Scale

Scale
Scale

Object scale and practice scale shape the making of architecture, for producers and consumers alike.

In its first connotation, the word “scale” points to the dimensional relationship between the body and the objects that make near and far physical surroundings. This link is at the very core of the sensorial experience of architecture. Scale is to design as sound is to music: all artifacts share scale. Rather than being intrinsic attributes, BIGNESS and smallness remain strictly contextual: it is objects’ colocation in space that will yield unambiguous perceptual assessments in the viewer. Users are given cues to inhabit space in a variety of ways. Scale can be bearer of sublimity, of ominousness, of quaintness, of cuteness. It affords mirage, dream, and a way to contain the paralyzing phobia of unmeasured space. As intuitive savans of all three-dimensional things, architects purposefully manipulate the interdependency of the variables forming all spatial equations to explore the vastness and depth of collective emotions.
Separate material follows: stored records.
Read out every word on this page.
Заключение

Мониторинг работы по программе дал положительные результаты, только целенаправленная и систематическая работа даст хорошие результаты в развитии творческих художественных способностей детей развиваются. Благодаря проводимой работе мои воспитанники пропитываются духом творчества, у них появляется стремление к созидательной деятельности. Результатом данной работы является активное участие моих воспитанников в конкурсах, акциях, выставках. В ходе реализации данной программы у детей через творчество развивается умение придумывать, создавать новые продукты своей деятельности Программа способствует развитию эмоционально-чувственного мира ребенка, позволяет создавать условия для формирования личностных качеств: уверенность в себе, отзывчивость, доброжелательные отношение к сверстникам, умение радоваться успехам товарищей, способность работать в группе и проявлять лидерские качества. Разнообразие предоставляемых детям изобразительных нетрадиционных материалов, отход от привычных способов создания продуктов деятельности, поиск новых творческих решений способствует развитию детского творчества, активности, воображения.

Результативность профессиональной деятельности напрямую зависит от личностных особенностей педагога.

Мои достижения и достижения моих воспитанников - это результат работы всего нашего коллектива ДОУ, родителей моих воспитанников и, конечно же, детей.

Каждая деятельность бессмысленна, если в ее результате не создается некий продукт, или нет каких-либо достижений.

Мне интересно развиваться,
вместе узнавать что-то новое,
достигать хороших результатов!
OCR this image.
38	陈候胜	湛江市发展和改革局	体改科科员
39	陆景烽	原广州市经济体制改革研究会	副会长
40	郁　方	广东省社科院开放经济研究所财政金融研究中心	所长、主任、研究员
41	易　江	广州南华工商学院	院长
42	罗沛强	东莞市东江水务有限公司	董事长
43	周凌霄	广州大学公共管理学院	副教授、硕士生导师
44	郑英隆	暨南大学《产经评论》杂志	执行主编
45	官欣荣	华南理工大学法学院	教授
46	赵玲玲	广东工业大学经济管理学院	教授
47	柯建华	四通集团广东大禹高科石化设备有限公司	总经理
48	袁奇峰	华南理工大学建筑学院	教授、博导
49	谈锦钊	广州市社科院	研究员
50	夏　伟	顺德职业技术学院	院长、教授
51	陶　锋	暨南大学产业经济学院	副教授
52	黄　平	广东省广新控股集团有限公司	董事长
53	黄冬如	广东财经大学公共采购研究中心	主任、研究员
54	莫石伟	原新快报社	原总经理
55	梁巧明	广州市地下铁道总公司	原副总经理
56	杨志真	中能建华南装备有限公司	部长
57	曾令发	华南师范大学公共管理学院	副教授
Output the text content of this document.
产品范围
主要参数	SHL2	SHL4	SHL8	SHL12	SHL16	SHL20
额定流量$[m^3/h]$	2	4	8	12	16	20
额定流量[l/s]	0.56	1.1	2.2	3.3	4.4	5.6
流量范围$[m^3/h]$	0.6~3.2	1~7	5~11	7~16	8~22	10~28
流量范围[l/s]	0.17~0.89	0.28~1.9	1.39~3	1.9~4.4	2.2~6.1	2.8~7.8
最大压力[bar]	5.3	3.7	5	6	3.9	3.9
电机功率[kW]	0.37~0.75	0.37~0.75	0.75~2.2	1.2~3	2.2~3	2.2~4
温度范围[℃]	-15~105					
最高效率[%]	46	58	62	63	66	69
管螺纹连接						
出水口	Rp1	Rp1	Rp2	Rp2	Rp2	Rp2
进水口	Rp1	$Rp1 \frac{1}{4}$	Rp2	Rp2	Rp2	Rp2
Basic computing technology affords today what was logistically highly problematic only a few years ago. Relative to scale and size of projects, it is entirely possible to have a small firm do big projects and a large firm do small projects. Additionally, whether small or large, the choice between being a generalist versus a specialized studio opens up- or forecloses- unexpected design opportunities. In both scenario, how to maintain one’s design bar over such wide range is therefore an unsettling provocation of the usual way of operating in practice. To curb architectural explorations to a hyper-narrow assortment of building types and sizes might be an undesirable price to pay, sacrificing architects’ grand ambitions to enhance life on earth (and in heaven) to the limited contingencies of the commission of the moment.

Concurrently, scale applies to the size of an architectural office, ranging from the solo practitioner to organizations employing tens of thousands of people. The poles of this spectrum—the individual and the giant corporation—illustrate the gamut of involvement that architects can have in projects: from complete in the first case to removed in the second. When an office is too big, its infrastructure does not allow direct principal involvement. The scale of the office then poses a philosophical question: what is the largest size a firm can be without losing direct principal involvement? The computerization of the architectural office promises a greater degree of creative productivity with fewer personnel, thereby allowing the office to create more architecture. This magical balance between object scale and practice scale is the operational pursuit of the creative architect.